Deaf church being forced to relocate

From: - May 21, 2003

RIVERSIDE, Calif. -- A church for the deaf is being forced to relocate to make room for freeway construction, despite warnings from church leaders the move could break up the church, according to a news report in The Press-Enterprise .

The church is in the way of a $295 million road project, which includes replacing the clover-leaf interchange at Interstate 215 and Highway 60 with more simple entrance and exit ramps. Construction is set to begin in November. The California Department of Transportation (Caltrans) and the Riverside Board of Supervisors condemned the church property May 20.

The Rev. Tom Mather, pastor of Calvary Deaf Church, told the board Caltrans is willing to pay less than half of the $4 million he estimates is needed to relocate the church, a parsonage, a duplex and a house occupied by deaf residents, the paper reported.

The church does not want to take on debt by relocating, because it may not be able to offer discounted rent for deaf and deaf-related people, leaders said. The church has three tenants: a deaf former homeless man and two single mothers.

"If I lived at a different place, I could feel lost," said Marjorie McCarthy, speaking through a deaf interpreter.

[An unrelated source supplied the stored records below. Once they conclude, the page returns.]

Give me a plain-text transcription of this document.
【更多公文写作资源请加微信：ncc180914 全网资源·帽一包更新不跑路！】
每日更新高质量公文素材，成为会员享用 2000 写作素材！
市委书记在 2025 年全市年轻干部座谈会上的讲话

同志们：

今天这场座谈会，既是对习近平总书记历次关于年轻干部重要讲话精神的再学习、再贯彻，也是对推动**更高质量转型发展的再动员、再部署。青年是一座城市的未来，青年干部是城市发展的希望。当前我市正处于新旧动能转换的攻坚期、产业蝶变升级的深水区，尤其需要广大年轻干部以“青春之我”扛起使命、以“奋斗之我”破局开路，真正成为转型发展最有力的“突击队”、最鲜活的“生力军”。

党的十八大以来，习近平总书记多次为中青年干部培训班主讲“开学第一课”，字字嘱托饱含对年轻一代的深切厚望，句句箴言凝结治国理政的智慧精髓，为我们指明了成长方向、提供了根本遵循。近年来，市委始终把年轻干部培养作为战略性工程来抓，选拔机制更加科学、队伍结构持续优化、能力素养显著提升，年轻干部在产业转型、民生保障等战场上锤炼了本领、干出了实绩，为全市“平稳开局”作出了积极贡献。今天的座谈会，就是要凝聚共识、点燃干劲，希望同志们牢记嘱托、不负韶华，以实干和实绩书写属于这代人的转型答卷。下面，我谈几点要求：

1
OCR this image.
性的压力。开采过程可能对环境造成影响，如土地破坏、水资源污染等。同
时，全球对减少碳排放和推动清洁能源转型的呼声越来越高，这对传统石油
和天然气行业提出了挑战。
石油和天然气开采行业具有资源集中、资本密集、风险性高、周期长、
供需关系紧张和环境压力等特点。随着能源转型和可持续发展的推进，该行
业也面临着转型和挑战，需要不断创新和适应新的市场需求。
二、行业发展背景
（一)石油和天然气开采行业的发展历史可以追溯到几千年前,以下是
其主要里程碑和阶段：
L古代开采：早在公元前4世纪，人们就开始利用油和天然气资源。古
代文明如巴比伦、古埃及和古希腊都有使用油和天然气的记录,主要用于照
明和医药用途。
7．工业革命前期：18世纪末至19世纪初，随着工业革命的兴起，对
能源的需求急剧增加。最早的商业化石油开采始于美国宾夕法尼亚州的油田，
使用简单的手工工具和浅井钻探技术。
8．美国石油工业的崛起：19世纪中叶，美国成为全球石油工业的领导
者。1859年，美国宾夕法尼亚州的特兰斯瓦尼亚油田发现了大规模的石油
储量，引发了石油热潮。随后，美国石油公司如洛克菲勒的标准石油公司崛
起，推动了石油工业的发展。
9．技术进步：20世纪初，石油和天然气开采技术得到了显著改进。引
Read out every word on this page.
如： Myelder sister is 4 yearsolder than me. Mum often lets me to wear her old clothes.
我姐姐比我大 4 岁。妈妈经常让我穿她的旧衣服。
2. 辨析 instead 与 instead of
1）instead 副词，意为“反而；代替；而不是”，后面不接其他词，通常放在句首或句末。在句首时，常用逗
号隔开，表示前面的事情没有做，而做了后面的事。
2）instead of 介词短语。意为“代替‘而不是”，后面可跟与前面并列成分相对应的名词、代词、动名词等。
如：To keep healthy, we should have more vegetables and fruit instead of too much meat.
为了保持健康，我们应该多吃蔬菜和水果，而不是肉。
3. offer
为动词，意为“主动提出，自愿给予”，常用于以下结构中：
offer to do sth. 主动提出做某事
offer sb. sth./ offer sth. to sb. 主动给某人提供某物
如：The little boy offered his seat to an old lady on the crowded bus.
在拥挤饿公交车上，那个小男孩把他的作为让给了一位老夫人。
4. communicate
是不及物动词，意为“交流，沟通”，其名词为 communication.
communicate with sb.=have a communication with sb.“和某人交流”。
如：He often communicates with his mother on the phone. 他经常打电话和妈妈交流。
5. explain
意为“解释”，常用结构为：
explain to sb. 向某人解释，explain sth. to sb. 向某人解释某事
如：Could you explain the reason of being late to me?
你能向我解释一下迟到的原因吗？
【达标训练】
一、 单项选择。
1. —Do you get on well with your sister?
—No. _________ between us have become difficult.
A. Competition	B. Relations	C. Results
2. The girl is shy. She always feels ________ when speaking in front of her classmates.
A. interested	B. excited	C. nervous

She has five children, three of them deaf, and moved to the property seven years ago, after her husband died. "I don't know what it would be like out there."

Mather told the newspaper Caltrans wants to give money to help begin building a church, but not enough to replicate what it has. The news report did not specify the amount Caltrans is willing to offer.

The unanimous supervisors' vote sets up a possible lawsuit if the Assemblies of God church is not satisfied with Caltrans final offer.

The project will disturb 149 properties. Caltrans must provide fair market value and help relocate businesses or residents, public affairs manager Rose Melgoza told the newspaper.

"We have to be very careful using taxpayer dollars," she said. "It's our goal to find something that's suitable, but we may have to come to a compromise that can accommodate the tenants and the church."

The church has about 40 members, more than half of them deaf.